The in-home caregiver program, former known as the live-in caregiver program, is one of the most controversial paths to Canadian permanent residency. Caregivers – mainly women from developing countries – enter Canada as temporary foreign workers. After a number of years of employment, they can apply for permanent residency. During the years that they fulfill their requirements, caregivers are often separated from their spouses and children, who are not permitted to accompany them to Canada during the period of their temporary foreign work. This is a sacrifice made by the entire family in hopes of future immigration to Canada. Often, this is the only route in immigrating to Canada for families who do not meet the stringent requirements of Canada’s skilled worker or business immigration streams.

What many families do not know is that in addition to the years that they budget as the necessary separation period for a life in Canada, there are frequently additional years of waiting required because of the unacceptable length of time taken by Immigration Officers to process caregiver applications. This length of time is regularly exacerbated by unexpected further communications made by Officers for additional explanations and documents. These supplementary communications, which sometimes unfairly lead to negative decisions, frequently arise from, or within, extremely problematic circumstances that only aggravate the inherent unfairness of the caregiver program.

In October, the Federal Court ruled in favour of a live-in-caregiver in such a circumstance. Ms. Talosig had come to Canada as a live-in-caregiver in 2010, leaving behind her two children and spouse in the Philippines. In 2013, after fulfilling the requirements of the program, she applied for permanent residency for herself and her family. It took an initial eight months for an Immigration Officer to review her application (a deplorable but not uncommon length of time for caregiver applications). After this review, the Immigration Officer informed Ms. Talosig that she needed to submit a police certificate for her spouse. The Officer specified certain explanations and further documents that would be required if the police certificate stated that there was “No Criminal Record”.

Ms. Talosig submitted her spouse’s police certificate. It had a “No Criminal Record” annotation. However, Ms. Talosig did not provide the explanation required by the Officer. There were subsequently further communications between Ms. Talosig and the Officer in respect of unrelated matters. Thereafter, the Officer followed up in respect of the police certificate. Ms. Talosig responded that she did not know why the certificate stated “No Criminal Record” and as the issue was leading to additional delays, she requested that the Officer at least continue processing her children’s application.
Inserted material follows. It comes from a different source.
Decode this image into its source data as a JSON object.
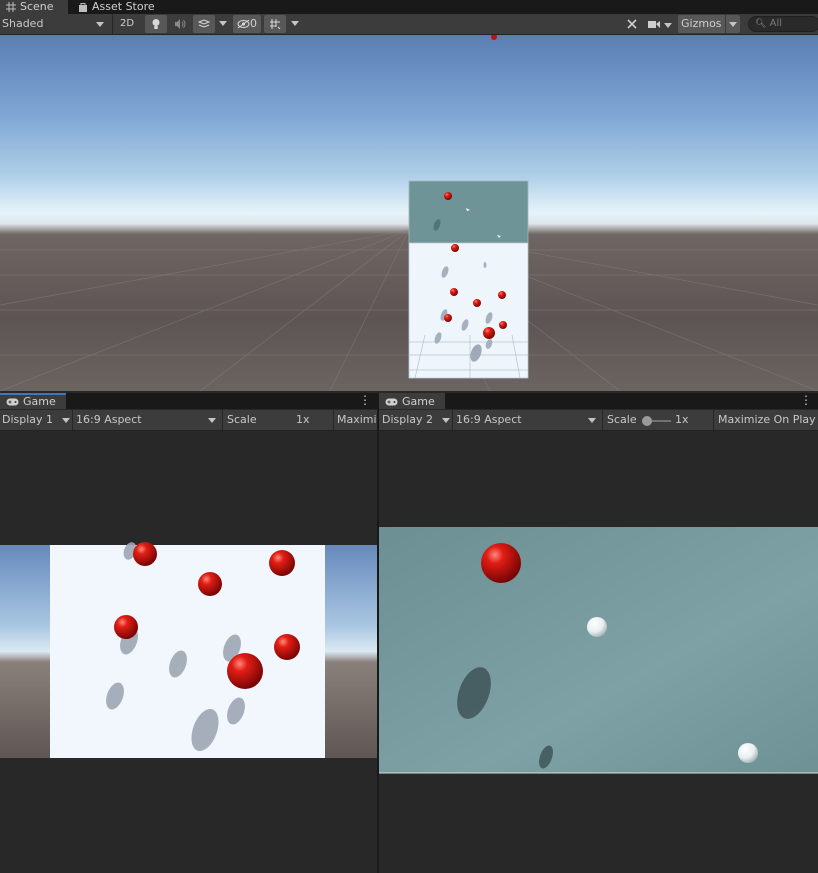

Ms. Talosig’s application was then rejected based on the failure to produce the documents and/or explanation requested in respect of the police certificate.

Justice Gleeson found that Ms. Talosig had not been treated fairly. In his analysis, Justice Gleeson highlighted the “valuable services” rendered by caregivers, the lengthy period it had taken to process Ms. Talosig’s application, and the fact that “[t]hroughout that processing period, Ms. Talosig had promptly, albeit incompletely, responded to requests for additional documentation and information in support of her application”. Although Justice Gleeson acknowledged that the Officer had specified further documentation and explanations required for the police certificate, he also found that Ms. Talosig had responded to the Officer – she had stated that she “did not know what explanation to provide”. The Officer should not then have proceeded to reject the application. Rather, the Officer should have further communicated in respect of this issue with Ms. Talosig.

Justice Gleeson’s conclusion is heartening. It is unacceptable for Immigration Officers to a) process applications within an inordinate amount of time, and b) reject these same applications without providing applicants with the procedural fairness required. The families that are torn apart trying to immigrate to Canada within the caregiver process deserve better treatment from the same country that benefits from their labour and sacrifice.